= Real Christmas Tree Board =

U.S. organization

The Real Christmas Tree Board is a U.S. organization established by federal law through a commodity checkoff program. The board was created when the Christmas Tree Promotion, Research, and Information Order was signed into law as part of the 2014 U.S. Farm Bill.

==History==
The Christmas Tree Promotion Board was officially established by law when the Agricultural Act of 2014 was signed by President Barack Obama on February 7, 2014. The board is part of the Christmas tree checkoff program established by a provision of Agricultural Act of 2014 known as the Christmas Tree Promotion, Research, and Information Order. The Christmas Tree Promotion, Research, and Information Order is a U.S. Department of Agriculture rule that was originally published in November 2011 and established a commodity checkoff program to help U.S. Christmas tree growers. The rule was rescinded in 2011 after it attracted criticism and political controversy before becoming law in 2014.
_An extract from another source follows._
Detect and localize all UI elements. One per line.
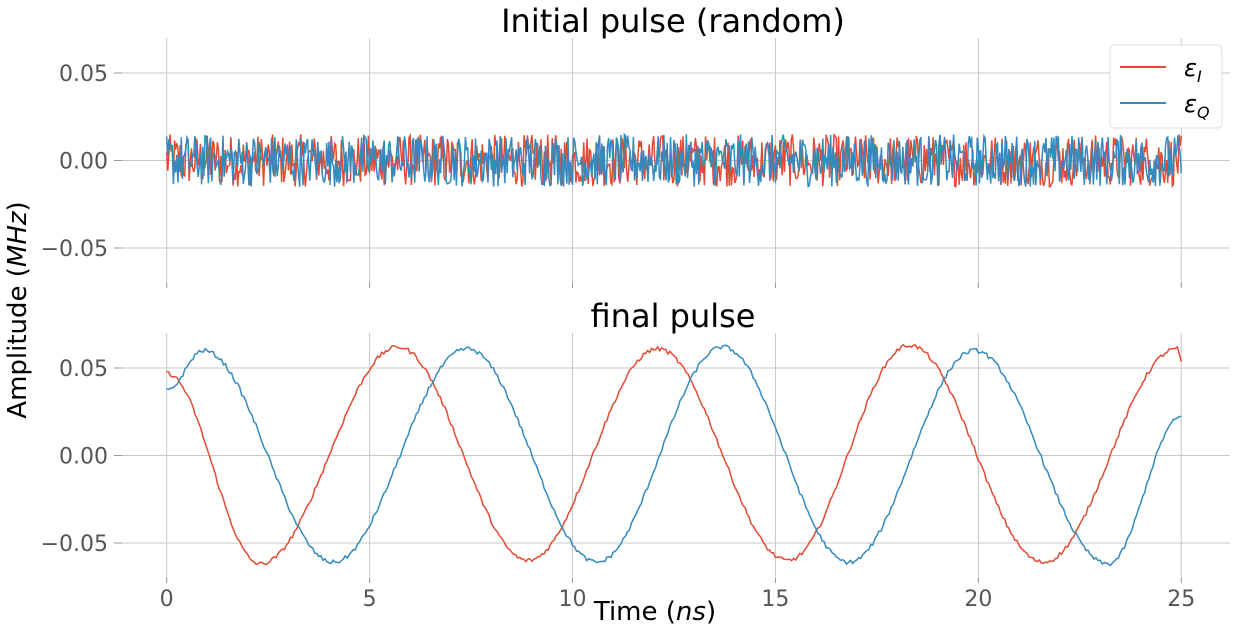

The organization renamed from the Christmas Tree Promotion Board to the Real Christmas Tree Board in 2022.

==Membership==
The board has 12 members, 11 producers and one Christmas tree importer. The producers are from different tree-producing geographic regions of the United States; five members are from the western region, two from the central region, and four from the eastern region. When the board was established initial members were appointed for terms of two, three or four years upon approval by the U.S. Secretary of Agriculture. The terms were assigned in this manner in order to stagger future terms on the board. Board members after the initial members serve terms of three years. In order to qualify for membership on the Christmas Tree Promotion Board producers and importers must have cut and sold 500 or more trees per year. The USDA began seeking nominations to the first iteration of the Christmas Tree Promotion Board in April 2014.

==Funding==
The board is funded through an assessment of $.15 per tree on growers and importers of fresh-cut Christmas trees. Though the assessment amount can be increased it cannot exceed $.20 per tree and it can never be raised more than $.02 during a fiscal year. Growers and importers that produce or import less than 500 trees are exempted from the fee.